La morte trova ancora spazio sulle nostre strade e questo, personalmente, mi angoscia non poco. Una famiglia piange un ventisettenne che lascia moglie e figlio dopo l’incidente stradale che lo ha visto protagonista in Via Michele Mazzella con il Piaggio Porter dell’azienda di cui era dipendente.
Mentre ieri ero in sala d’attesa per una risonanza magnetica in un laboratorio ischitano, ascoltavo gli audio maldestramente riprodotti a volume eccessivo da un altro astante e percepivo che il suo interlocutore ponesse l’accento sui ritmi troppo frenetici della vittima, pronta a passare da un impegno lavorativo all’altro senza soluzione di continuità. Non credo che volesse fargliene una colpa, ma di certo lo evidenziava come una possibile causa o concausa di quanto occorsogli.

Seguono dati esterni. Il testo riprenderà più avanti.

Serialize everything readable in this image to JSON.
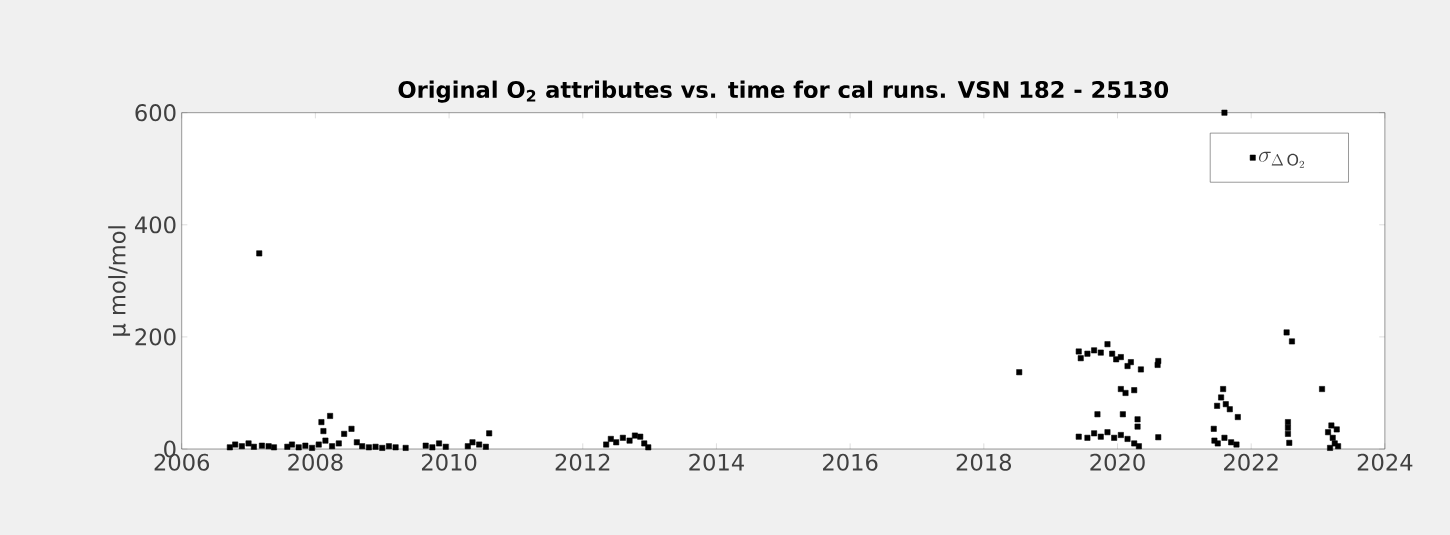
{
  "chart_data": {
    "type": "scatter",
    "title": "Original O$_{2}$ attributes vs. time for cal runs.  VSN 182 - 25130",
    "ylabel": "μ mol/mol",
    "xlim": [
      2006,
      2024
    ],
    "xticks": [
      2006,
      2008,
      2010,
      2012,
      2014,
      2016,
      2018,
      2020,
      2022,
      2024
    ],
    "ylim": [
      0,
      600
    ],
    "yticks": [
      0,
      200,
      400,
      600
    ],
    "grid": false,
    "legend": "top right",
    "marker": "square",
    "series": [
      {
        "name": "\\sigma_{\\Delta\\,\\mathrm{O}_{2}}",
        "color": "#000000",
        "x": [
          2006.72,
          2006.8,
          2006.9,
          2007.0,
          2007.08,
          2007.2,
          2007.3,
          2007.38,
          2007.16,
          2007.58,
          2007.65,
          2007.75,
          2007.85,
          2007.95,
          2008.05,
          2008.09,
          2008.12,
          2008.15,
          2008.22,
          2008.25,
          2008.35,
          2008.43,
          2008.54,
          2008.62,
          2008.7,
          2008.8,
          2008.9,
          2009.0,
          2009.1,
          2009.2,
          2009.35,
          2009.65,
          2009.75,
          2009.85,
          2009.95,
          2010.28,
          2010.35,
          2010.45,
          2010.55,
          2010.6,
          2012.35,
          2012.42,
          2012.5,
          2012.6,
          2012.7,
          2012.78,
          2012.86,
          2012.92,
          2012.98,
          2018.53,
          2019.42,
          2019.45,
          2019.55,
          2019.65,
          2019.75,
          2019.85,
          2019.92,
          2019.98,
          2020.05,
          2020.15,
          2020.2,
          2020.35,
          2020.61,
          2020.6,
          2020.05,
          2020.12,
          2020.25,
          2019.7,
          2020.08,
          2020.3,
          2020.3,
          2019.42,
          2019.55,
          2019.65,
          2019.75,
          2019.85,
          2019.95,
          2020.05,
          2020.15,
          2020.25,
          2020.32,
          2020.61,
          2021.44,
          2021.45,
          2021.5,
          2021.58,
          2021.55,
          2021.49,
          2021.62,
          2021.68,
          2021.8,
          2021.6,
          2021.7,
          2021.78,
          2021.6,
          2022.53,
          2022.61,
          2022.55,
          2022.55,
          2022.55,
          2022.57,
          2023.06,
          2023.15,
          2023.2,
          2023.22,
          2023.25,
          2023.28,
          2023.3,
          2023.18
        ],
        "values": [
          3,
          8,
          5,
          10,
          4,
          6,
          5,
          3,
          349,
          4,
          8,
          3,
          6,
          2,
          8,
          48,
          32,
          15,
          59,
          5,
          10,
          27,
          36,
          12,
          5,
          3,
          4,
          2,
          5,
          3,
          2,
          6,
          3,
          10,
          4,
          5,
          12,
          8,
          4,
          28,
          8,
          18,
          12,
          20,
          15,
          24,
          22,
          10,
          3,
          137,
          174,
          162,
          170,
          176,
          172,
          187,
          170,
          160,
          164,
          148,
          155,
          142,
          157,
          150,
          107,
          100,
          105,
          62,
          62,
          53,
          40,
          22,
          20,
          28,
          22,
          30,
          20,
          25,
          18,
          10,
          5,
          21,
          36,
          15,
          10,
          107,
          92,
          77,
          80,
          71,
          57,
          20,
          12,
          8,
          600,
          208,
          192,
          48,
          38,
          27,
          11,
          107,
          30,
          42,
          20,
          10,
          35,
          5,
          2
        ]
      }
    ]
  }
}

Non intendo appassionarmi a questo genere d’analisi e men che meno tornare sulla necessità di porre un freno all’inciviltà automobilistica imperante sulla nostra Isola, che per quanto resti un problema fortemente ricorrente, al pari della necessità di ripristinare e ampliare gli autovelox spenti ormai da troppo tempo, non rappresenta a mio giudizio la riflessione più adatta al momento. Piuttosto, perché non proviamo a concentrarci un attimo sulla frenesia dei nostri ritmi quotidiani, sulle necessità vertiginosamente crescenti della famiglia-tipo, sugli stereotipi e sui modelli sempre più complicati da emulare e sulle conseguenze che, in un modo o nell’altro, possono toccare prima o poi chiunque non riesca a restare al passo con una quotidianità implacabile e ostile? Ma soprattutto, perché non si imprime al nostro contesto locale una capacità di analisi della necessità di cambiamento di certi schemi che vada oltre la drammaticità oggettiva di eventi come la morte del povero Maurizio?

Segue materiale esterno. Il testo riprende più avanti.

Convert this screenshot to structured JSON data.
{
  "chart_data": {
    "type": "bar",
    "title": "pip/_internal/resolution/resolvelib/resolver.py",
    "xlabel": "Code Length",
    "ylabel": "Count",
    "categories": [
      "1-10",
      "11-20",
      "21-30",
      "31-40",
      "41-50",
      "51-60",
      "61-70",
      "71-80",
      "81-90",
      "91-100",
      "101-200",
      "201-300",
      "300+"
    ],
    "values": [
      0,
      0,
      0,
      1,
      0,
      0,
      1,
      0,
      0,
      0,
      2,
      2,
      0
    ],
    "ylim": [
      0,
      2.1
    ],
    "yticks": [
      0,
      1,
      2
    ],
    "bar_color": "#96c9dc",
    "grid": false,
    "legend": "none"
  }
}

Siamo ancora troppo abituati a preoccuparci della salute solo quando ci tocca da vicino; così come siamo portati da sempre a proporci di cambiare vita ed allentare i nostri tour de force d’ogni giorno solo dinanzi all’inaspettata perdita di un nostro coetaneo, salvo riprendere punto e a capo o anche peggio di prima solo poco dopo; o ancora, ci rifiutiamo di analizzare seriamente una criticità diffusa trincerandoci dietro la più classica delle scorciatoie cognitive, della serie “a me non capiterebbe mai una cosa simile”, mentre il pericolo è sempre dietro l’angolo. Per tutti. Nessuno escluso.

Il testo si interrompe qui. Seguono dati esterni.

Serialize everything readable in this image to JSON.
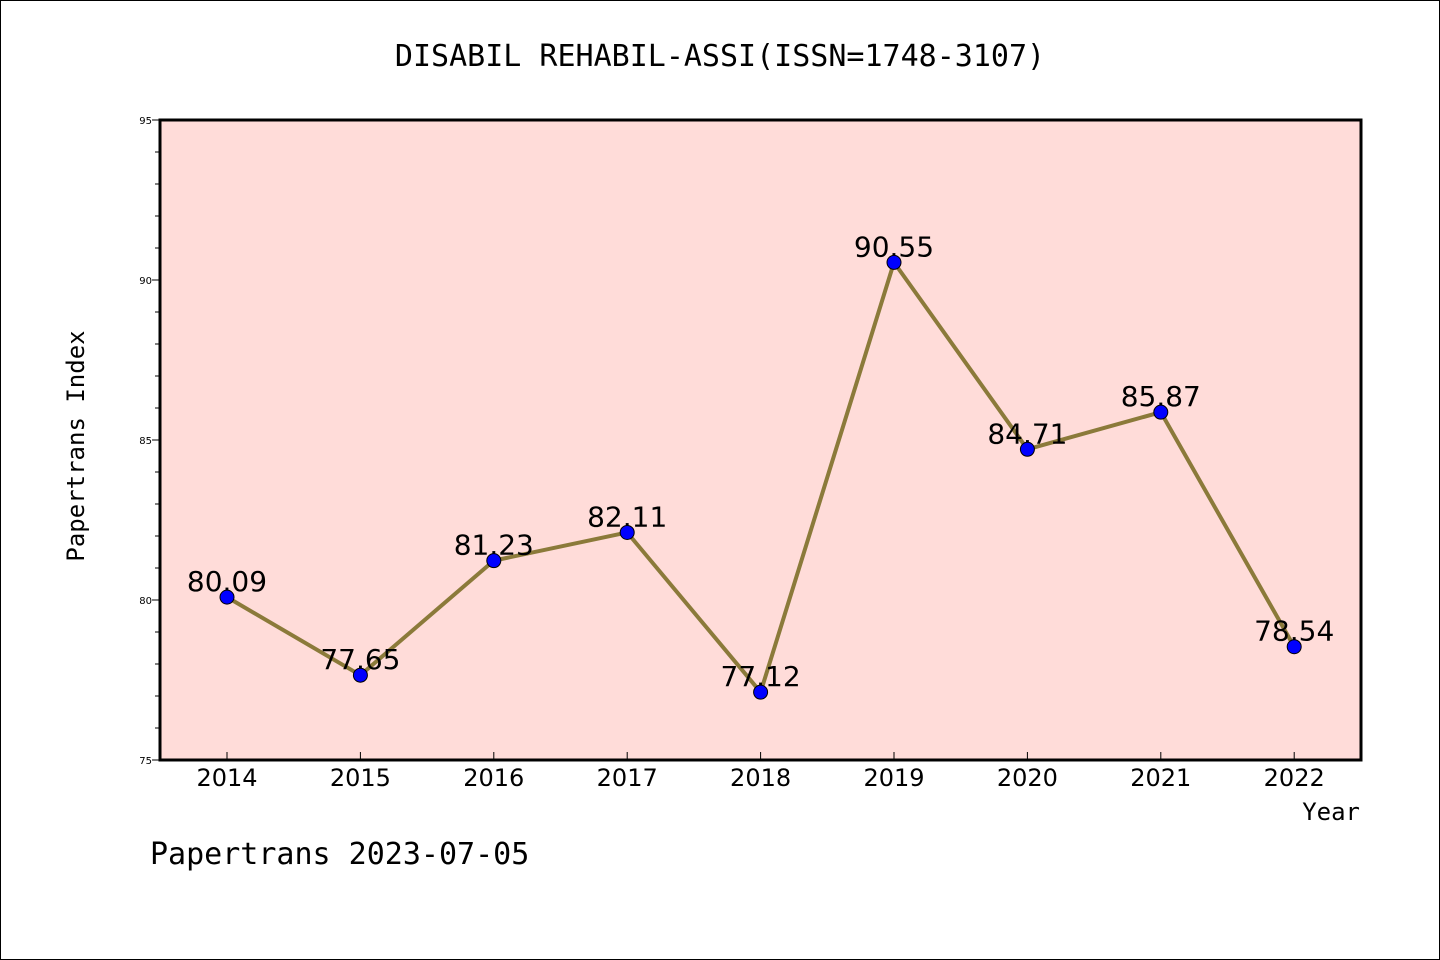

Crescere come comunità non è solo riuscire ad esprimere una guida adeguata anche se lontana dai propri interessi abituali, ma anche saper essere società-famiglia che fa autocritica in direzione del proprio bene e di quello di tutti. Affinché più nessun Maurizio possa essere sottratto alla sua esistenza da una morte improvvisa di cui, in qualche modo, domani potremmo anche sentirci corresponsabili.